Le président américain Donald Trump a annoncé qu'un nouveau cycle de négociations avec l'Iran débuterait lundi, après avoir évoqué la suspension d'une éventuelle attaque menée en coordination avec Israël contre la République islamique, à condition qu'un accord soit rapidement conclu.
Dimanche, à bord de l’avion présidentiel « Air Force One », Trump a déclaré : « Bien sûr, ils ne veulent pas être attaqués. Ils connaissaient l’ampleur de cette attaque car ils l’ont vue se préparer (…) Ce que nous faisons actuellement, c’est discuter avec eux dans le cadre de négociations. Et cela commence demain après-midi, lundi. »
Cette annonce intervient dans un contexte de tensions croissantes entre Washington et Téhéran, à la suite d’une nouvelle vague de frappes américaines visant des sites militaires iraniens, selon les informations communiquées par le commandement américain pour le Moyen-Orient.

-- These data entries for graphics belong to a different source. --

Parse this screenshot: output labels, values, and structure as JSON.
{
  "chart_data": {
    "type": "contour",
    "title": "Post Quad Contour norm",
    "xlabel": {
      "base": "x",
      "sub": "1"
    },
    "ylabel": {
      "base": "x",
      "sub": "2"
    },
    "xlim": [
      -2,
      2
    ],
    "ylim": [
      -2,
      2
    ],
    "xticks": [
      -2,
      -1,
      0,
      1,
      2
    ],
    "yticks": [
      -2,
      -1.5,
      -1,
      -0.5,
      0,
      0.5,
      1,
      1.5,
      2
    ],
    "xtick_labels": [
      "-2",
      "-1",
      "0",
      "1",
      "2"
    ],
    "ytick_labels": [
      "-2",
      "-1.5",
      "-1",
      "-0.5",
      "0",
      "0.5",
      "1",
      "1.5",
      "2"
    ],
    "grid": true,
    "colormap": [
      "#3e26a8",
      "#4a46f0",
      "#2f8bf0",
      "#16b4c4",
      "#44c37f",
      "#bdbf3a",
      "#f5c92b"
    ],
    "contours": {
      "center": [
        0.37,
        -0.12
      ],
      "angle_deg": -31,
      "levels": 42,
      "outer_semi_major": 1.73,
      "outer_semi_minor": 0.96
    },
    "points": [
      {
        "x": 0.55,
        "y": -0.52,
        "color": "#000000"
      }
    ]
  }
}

La veille, Donald Trump avait confirmé qu’il avait renoncé à lancer de nouvelles frappes contre l’Iran « d’une puissance et d’une ampleur sans précédent depuis la Seconde Guerre mondiale », à condition qu’un accord soit rapidement conclu avec Téhéran, notamment concernant le détroit d’Ormuz.
Le président américain a précisé que l’appel à l’apaisement émanait de l’Arabie saoudite, des Émirats arabes unis et du Qatar, ainsi que de l’Iran lui-même, soulignant que la question du détroit d’Ormuz constituait la première étape vers un accord plus large.
Depuis l’avion présidentiel, Trump a déclaré : « Il y a un accord sur le détroit d’Ormuz, et ensuite il y aura un accord sur le nucléaire, voire même sur la dénucléarisation de l’Iran. »
Le détroit d’Ormuz est considéré comme une voie de passage vitale pour le commerce mondial des hydrocarbures, mais il a été refermé par la République islamique depuis la reprise des affrontements avec les États-Unis début juillet, ce qui a provoqué de fortes perturbations au sein de l’économie mondiale.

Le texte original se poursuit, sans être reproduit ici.